Y es en aquel preciso instante cuando, si fuera preciso, cambiarías tu propia vida por aquella persona. Porque ella se siente tan cerca de ti que su sola presencia te llena de júbilo. Porque realmente en aquel momento, estés como estés, te sientas como te sientas, te consideras el hombre más afortunado y rico del universo.
El teléfono había estado callado toda la mañana. Súbitamente empezó a emitir su característico y musical sonido.

¡Hola!, dije al descolgar.
Al otro lado una voz conocida me espetó: ¿Cómo ha ido, que te ha dicho el médico?

Tengo cáncer. De colon. Dije.
Se hizo un silencio.

Al cabo de unos segundos que parecieron horas dije, estoy bien y lo voy a superar.
Una voz entrecortada dijo un escueto, “sí.”

Creo que lo vamos a coger a tiempo y la intervención será limpia. Repuse.
La misma voz aún más entrecortada volvió a asentir con otro corto, “sí.”

Venga, no te preocupes, aún voy a darte el coñazo mucho tiempo. Añadí.
Casi en sollozos, que no pudo disimular aunque lo intentó, volvió a decir “sí” muy escuetamente, y colgó.

Lo primero que me vino a la cabeza fue lo mal que lo estaría pasando en aquel momento aquella persona. Y el corazón se me estremeció. Y en lugar de sentir compasión por mí, que a fin de cuentas era el afectado, este sentimiento lo percibí por aquella persona. Y sentí no estar a su lado para abrazarle.
Se corre la voz. Y a medida que vas hablando con todos ell@s, con los amig@s, te das cuenta de lo importantes que son en tu vida, para ti mismo y para tu familia. Y una agradable sensación sacude todo tu cuerpo de pies a cabeza dándote, si cabe, mayor fuerza.

Y entonces te sientes grande. Te sientes feliz. Te sientes muy acompañado.
Se ha dicho siempre que a una persona se la “mide y valora” en función de los enemigos que tiene. Es decir, cuantos más enemigos y de mayor calado que estos sean, más relevante es el sujeto.

Pienso que ello es cierto, pero para mí es totalmente irrelevante.
Por ejemplo, para mí que una serie de individuos, (ya puede ser la vecina de abajo. El que te encuentras “paseando” por la calle mientras hace creer que trabaja cuando en realidad está al acecho de algún nuevo tapujo o de una nueva comisión ilegal. A quien se cree ser un empresario cuando solo es un pobre diablo ego centrista más henchido de mediocridad que de talento. Al que está o ha estado como funcionario, porque en otro lugar más serio y profesional no le acogerían ni de guasa; etc., etc.,) de este “talante” puedan considerarse enemigos acérrimos con visibles manifestaciones que, más que ofensivas, están en la línea de su propia idiotez, me trae sin cuidado porque ellos no tienen, ni han tenido nunca, ni tendrán, ningún tipo de valor.

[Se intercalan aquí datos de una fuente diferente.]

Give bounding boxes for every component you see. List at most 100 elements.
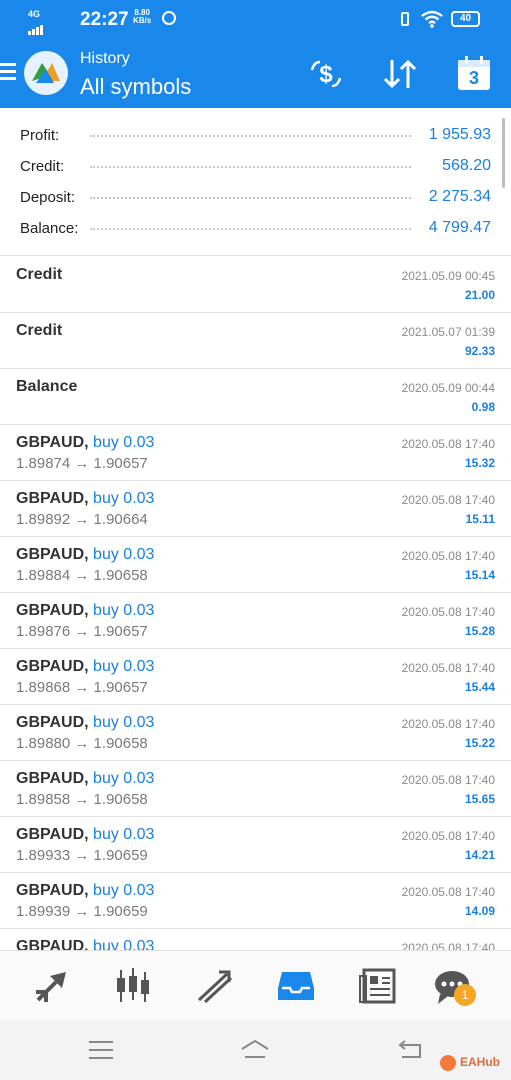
deal-prices: 1.89939 → 1.90659	[16, 903, 148, 920]
deposit-filter-icon[interactable]: $	[306, 54, 346, 94]
trade-icon[interactable]	[195, 966, 235, 1006]
deal-prices: 1.89880 → 1.90658	[16, 735, 148, 752]
deal-profit: 15.28	[464, 624, 495, 638]
history-icon[interactable]	[276, 966, 316, 1006]
deal-datetime: 2020.05.08 17:40	[401, 437, 495, 451]
table-row[interactable]: GBPAUD, buy 0.03 1.89884 → 1.90658 2020.…	[0, 537, 511, 593]
deal-profit: 14.21	[464, 848, 495, 862]
dotted-leader	[90, 135, 411, 137]
deal-type: Credit	[16, 322, 63, 339]
history-list: Credit 2021.05.09 00:45 21.00 Credit 202…	[0, 257, 511, 950]
deal-profit: 15.14	[464, 568, 495, 582]
list-item[interactable]: Credit 2021.05.09 00:45 21.00	[0, 257, 511, 313]
battery-indicator: 40	[451, 11, 480, 27]
table-row[interactable]: GBPAUD, buy 0.03 1.89880 → 1.90658 2020.…	[0, 705, 511, 761]
svg-text:$: $	[319, 61, 333, 88]
deal-profit: 14.09	[464, 904, 495, 918]
back-icon[interactable]	[396, 1037, 426, 1063]
deal-side: buy 0.03	[93, 770, 155, 787]
scrollbar[interactable]	[502, 118, 505, 188]
page-title: History	[80, 50, 130, 67]
watermark: EAHub	[440, 1055, 500, 1071]
bottom-navigation: 1	[0, 950, 511, 1020]
summary-value: 568.20	[436, 157, 491, 175]
deal-datetime: 2020.05.08 17:40	[401, 941, 495, 950]
eahub-logo-icon	[440, 1055, 456, 1071]
summary-label: Balance:	[20, 220, 79, 237]
deal-symbol: GBPAUD, buy 0.03	[16, 938, 154, 950]
deal-side: buy 0.03	[93, 602, 155, 619]
table-row[interactable]: GBPAUD, buy 0.03 1.89892 → 1.90664 2020.…	[0, 481, 511, 537]
deal-symbol: GBPAUD, buy 0.03	[16, 490, 154, 508]
deal-symbol: GBPAUD, buy 0.03	[16, 770, 154, 788]
deal-datetime: 2020.05.08 17:40	[401, 829, 495, 843]
app-logo	[24, 51, 68, 95]
deal-profit: 15.44	[464, 680, 495, 694]
deal-amount: 21.00	[464, 288, 495, 302]
deal-datetime: 2021.05.09 00:45	[401, 269, 495, 283]
deal-profit: 15.22	[464, 736, 495, 750]
symbol-name: GBPAUD,	[16, 770, 89, 787]
deal-side: buy 0.03	[93, 938, 155, 950]
deal-symbol: GBPAUD, buy 0.03	[16, 826, 154, 844]
sort-icon[interactable]	[380, 54, 420, 94]
list-item[interactable]: Balance 2020.05.09 00:44 0.98	[0, 369, 511, 425]
messages-badge: 1	[454, 984, 476, 1006]
deal-symbol: GBPAUD, buy 0.03	[16, 658, 154, 676]
deal-prices: 1.89892 → 1.90664	[16, 511, 148, 528]
deal-symbol: GBPAUD, buy 0.03	[16, 714, 154, 732]
symbol-name: GBPAUD,	[16, 602, 89, 619]
dotted-leader	[90, 228, 411, 230]
menu-icon[interactable]	[0, 63, 16, 83]
clock: 22:27	[80, 9, 129, 30]
summary-row-credit: Credit: 568.20	[0, 151, 511, 182]
deal-datetime: 2021.05.07 01:39	[401, 325, 495, 339]
deal-side: buy 0.03	[93, 434, 155, 451]
list-item[interactable]: Credit 2021.05.07 01:39 92.33	[0, 313, 511, 369]
calendar-day: 3	[468, 68, 479, 88]
deal-datetime: 2020.05.08 17:40	[401, 885, 495, 899]
deal-datetime: 2020.05.08 17:40	[401, 773, 495, 787]
deal-side: buy 0.03	[93, 658, 155, 675]
chart-icon[interactable]	[113, 966, 153, 1006]
quotes-icon[interactable]	[32, 966, 72, 1006]
home-icon[interactable]	[240, 1037, 270, 1063]
deal-amount: 0.98	[471, 400, 495, 414]
dotted-leader	[90, 197, 411, 199]
table-row[interactable]: GBPAUD, buy 0.03 1.89874 → 1.90657 2020.…	[0, 425, 511, 481]
deal-side: buy 0.03	[93, 826, 155, 843]
deal-side: buy 0.03	[93, 490, 155, 507]
news-icon[interactable]	[358, 966, 398, 1006]
table-row[interactable]: GBPAUD, buy 0.03 1.89933 → 1.90659 2020.…	[0, 817, 511, 873]
deal-prices: 1.89874 → 1.90657	[16, 455, 148, 472]
deal-datetime: 2020.05.08 17:40	[401, 493, 495, 507]
whatsapp-icon	[162, 11, 176, 25]
deal-type: Credit	[16, 266, 63, 283]
summary-label: Credit:	[20, 158, 65, 175]
summary-value: 4 799.47	[422, 219, 491, 237]
deal-datetime: 2020.05.08 17:40	[401, 717, 495, 731]
deal-symbol: GBPAUD, buy 0.03	[16, 434, 154, 452]
deal-symbol: GBPAUD, buy 0.03	[16, 546, 154, 564]
wifi-icon	[421, 10, 443, 28]
summary-row-deposit: Deposit: 2 275.34	[0, 182, 511, 213]
table-row[interactable]: GBPAUD, buy 0.03 1.89939 → 1.90659 2020.…	[0, 873, 511, 929]
deal-prices: 1.89858 → 1.90658	[16, 791, 148, 808]
deal-side: buy 0.03	[93, 714, 155, 731]
speed-unit: KB/s	[133, 16, 152, 25]
deal-prices: 1.89876 → 1.90657	[16, 623, 148, 640]
table-row[interactable]: GBPAUD, buy 0.03 1.89858 → 1.90658 2020.…	[0, 761, 511, 817]
vibrate-icon	[401, 12, 409, 26]
summary-value: 2 275.34	[422, 188, 491, 206]
recent-apps-icon[interactable]	[86, 1037, 116, 1063]
table-row[interactable]: GBPAUD, buy 0.03 1.89868 → 1.90657 2020.…	[0, 649, 511, 705]
deal-profit: 15.11	[465, 512, 495, 526]
table-row[interactable]: GBPAUD, buy 0.03 1.89876 → 1.90657 2020.…	[0, 593, 511, 649]
symbol-name: GBPAUD,	[16, 826, 89, 843]
calendar-icon[interactable]: 3	[454, 54, 494, 94]
summary-value: 1 955.93	[422, 126, 491, 144]
symbol-filter[interactable]: All symbols	[80, 74, 191, 100]
table-row[interactable]: GBPAUD, buy 0.03 2020.05.08 17:40	[0, 929, 511, 950]
watermark-text: EAHub	[460, 1055, 500, 1070]
deal-profit: 15.65	[464, 792, 495, 806]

Sin embargo, aquellas otras personas que a través del tiempo te han ido conociendo. Que has conllevado con ellas momentos de toda índole, intimando y compartiendo situaciones que, a menudo, ni con la familia compartes. Que aunque discrepando en ocasiones, están siempre a tu lado. Estas personas no tienen precio. Estos son realmente, los auténticos amigos.
Y los amigos están siempre ahí. En las ocasiones más banales y divertidas y en las más serias y dramáticas. En las situaciones de placer y jolgorio o en las comprometidas y serias. En los momentos de dolor y en los de alegría. Ellos están siempre. Y en cualquier situación.

Y a pesar de ello hay un día en el que te das cuenta que tal vez no los has sabido valorar como realmente se merecen. Que a pesar de quererlos con el alma y de forma desinteresada, posiblemente aún hubieras podido darte y darles un poco más. Y entonces te das cuenta de que posiblemente no has hecho todo lo que podías hacer de la misma forma que también te das cuenta que nunca es demasiado tarde para hacerlo o por lo menos, para intentarlo.
A todas las entrañables personas que me rodean y, sobre todo, a todos mis amigos.

PD.:
Y a mis enemigos: Carpe Diem. (*) Y añadiría: “No perdáis el tiempo conmigo, no os merezco.”

(*) Carpe Diem: "Goza del día"; viene del latín, Carpo-Capsi-Captum. Generalmente viene a significar "Vive el Presente".
La frase completa es "Diem loquimor fugerit in vita aetas: carpe diem, quam minimun crédula postero": " Mientras hablamos, huye el envidioso tiempo, goza el día y no confíes lo más mínimo en el mañana.